París no era un sueño

Diego Bris
Diego Bris

Fragmento

Prefacio

Prefacio

Montauban, sur de Francia. Mayo de 1943

La bodega del Hôtel de Vezins era un cuartucho abovedado de ladrillo, frío y oscuro. No quedaba rastro de botellas envejecidas, solo manchas tintas de sangre esparcidas por el suelo que recordaban los interrogatorios de días pasados. Un par de sillas plegables de madera y una mesa frente a ellas componían el mobiliario, y por único adorno se exhibía un gran retrato del Führer colgando de la pared. La luz tibia de una bombilla que pendía del techo desconchado bastaba para iluminarlo todo.

Dos miembros de la Milicia me llevaron a la parte trasera del edificio, me hicieron bajar unas escaleras y me empujaron al interior de aquella habitación. Era fácil reconocerlos con los uniformes azules, todavía limpios y bien planchados, con la insignia gamma prendida en el pecho y los rostros temblorosos de jóvenes franceses sometidos a la disciplina de los invasores alemanes. Uno de ellos me ordenó que me sentara en una de las sillas mientras el otro abandonaba la habitación.

S’il te plaît —añadió amablemente para tranquilizarme.

Todo estaba en silencio. El frescor agradable de tierra húmeda que solía tapizar cualquier cava se había difuminado y solo persistía un hedor nauseabundo a matadero y cloaca. Las ventanas habían sido tapiadas, costaba tragar aquel aire encerrado allí durante más de seis meses. Miré a mi alrededor y pensé en mi vieja bicicleta La Perle: me la habían requisado al cruzar la verja de entrada y necesitaba recuperarla a cualquier precio.

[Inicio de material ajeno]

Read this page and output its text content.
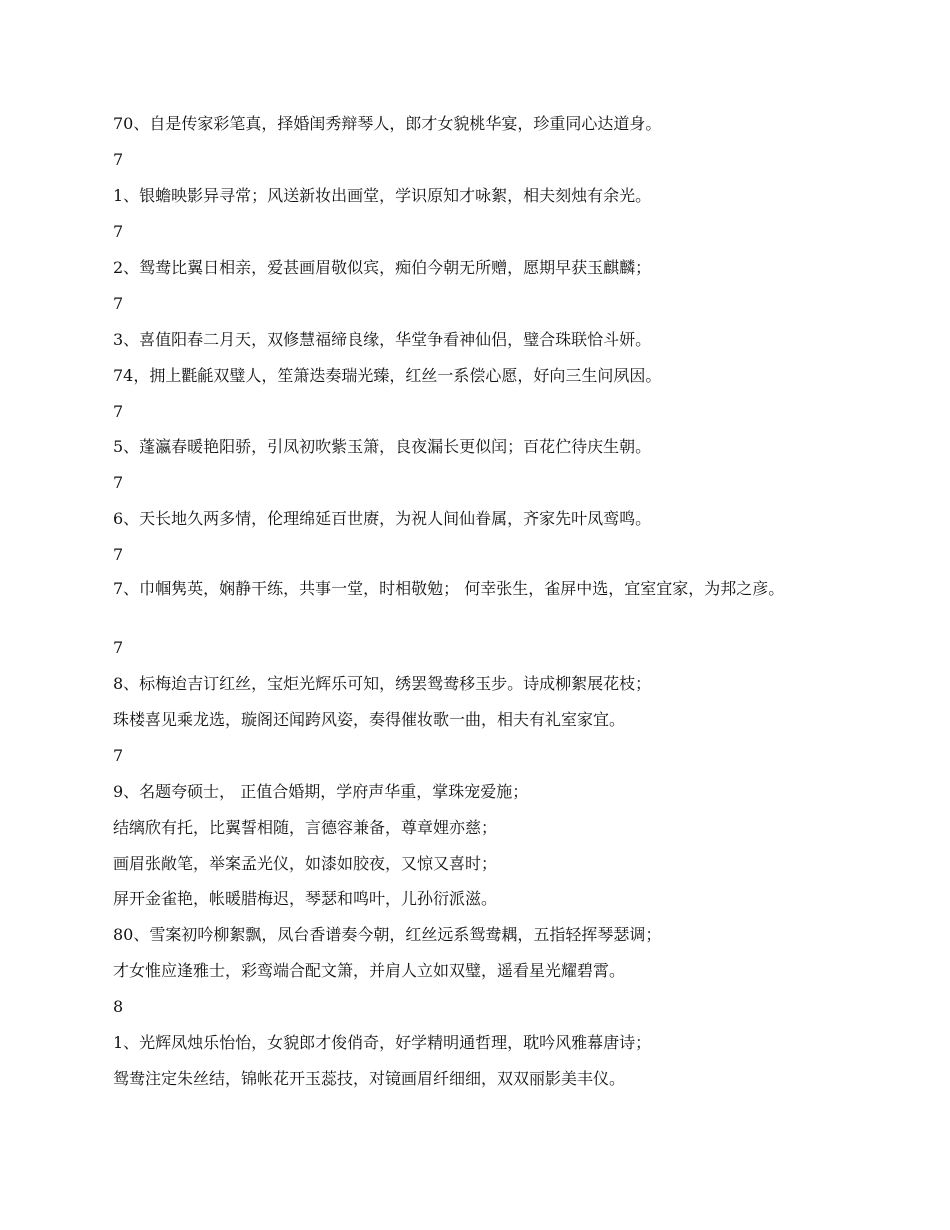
70、自是传家彩笔真，择婚闺秀辩琴人，郎才女貌桃华宴，珍重同心达道身。
7
1、银蟾映影异寻常；风送新妆出画堂，学识原知才咏絮，相夫刻烛有余光。
7
2、鸳鸯比翼日相亲，爱甚画眉敬似宾，痴伯今朝无所赠，愿期早获玉麒麟；
7
3、喜值阳春二月天，双修慧福缔良缘，华堂争看神仙侣，璧合珠联恰斗妍。
74，拥上氍毹双璧人，笙箫迭奏瑞光臻，红丝一系偿心愿，好向三生问夙因。
7
5、蓬瀛春暖艳阳骄，引凤初吹紫玉箫，良夜漏长更似闰；百花伫待庆生朝。
7
6、天长地久两多情，伦理绵延百世赓，为祝人间仙眷属，齐家先叶凤鸾鸣。
7
7、巾帼隽英，娴静干练，共事一堂，时相敬勉； 何幸张生，雀屏中选，宜室宜家，为邦之彦。
7
8、标梅迨吉订红丝，宝炬光辉乐可知，绣罢鸳鸯移玉步。诗成柳絮展花枝；
珠楼喜见乘龙选，璇阁还闻跨风姿，奏得催妆歌一曲，相夫有礼室家宜。
7
9、名题夸硕士， 正值合婚期，学府声华重，掌珠宠爱施；
结缡欣有托，比翼誓相随，言德容兼备，尊章娌亦慈；
画眉张敞笔，举案孟光仪，如漆如胶夜，又惊又喜时；
屏开金雀艳，帐暖腊梅迟，琴瑟和鸣叶，儿孙衍派滋。
80、雪案初吟柳絮飘，凤台香谱奏今朝，红丝远系鸳鸯耦，五指轻挥琴瑟调；
才女惟应逢雅士，彩鸾端合配文箫，并肩人立如双璧，遥看星光耀碧霄。
8
1、光辉凤烛乐怡怡，女貌郎才俊俏奇，好学精明通哲理，耽吟风雅幕唐诗；
鸳鸯注定朱丝结，锦帐花开玉蕊技，对镜画眉纤细细，双双丽影美丰仪。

Le pregunté por ella al muchacho, que ni siquiera se molestó en responderme.

—Espero que me la devolváis —susurré malhumorada.

El miliciano me había detenido cerca de la place Nationale para revisar los bultos del trasportín y decidió encañonarme allí mismo sin comprobar su contenido. Aparentaba mis veintidós años, algo menos tal vez, y aquel exceso de juventud le hizo sudar más de lo que requería su condición. Corrían rumores de que la Resistencia aprovechaba la candidez de jóvenes muchachas para transportar material robado o falsificado de un lugar a otro de la ciudad, o incluso a los bosques que rodeaban el curso del río Aveyron, en cuyas frondas se ocultaban decenas de maquis y chantiers. Cuando descubrió mi cargamento de alpargatas, un gesto de contrariedad recorrió su rostro. Revisó la placa de identificación y me lanzó algunas ojeadas tratando de intuir si era yo la verdadera propietaria de esa vélo. De nada me hubiera servido haberle jurado que aquella bicicleta había sido una gentileza de los cuáqueros americanos.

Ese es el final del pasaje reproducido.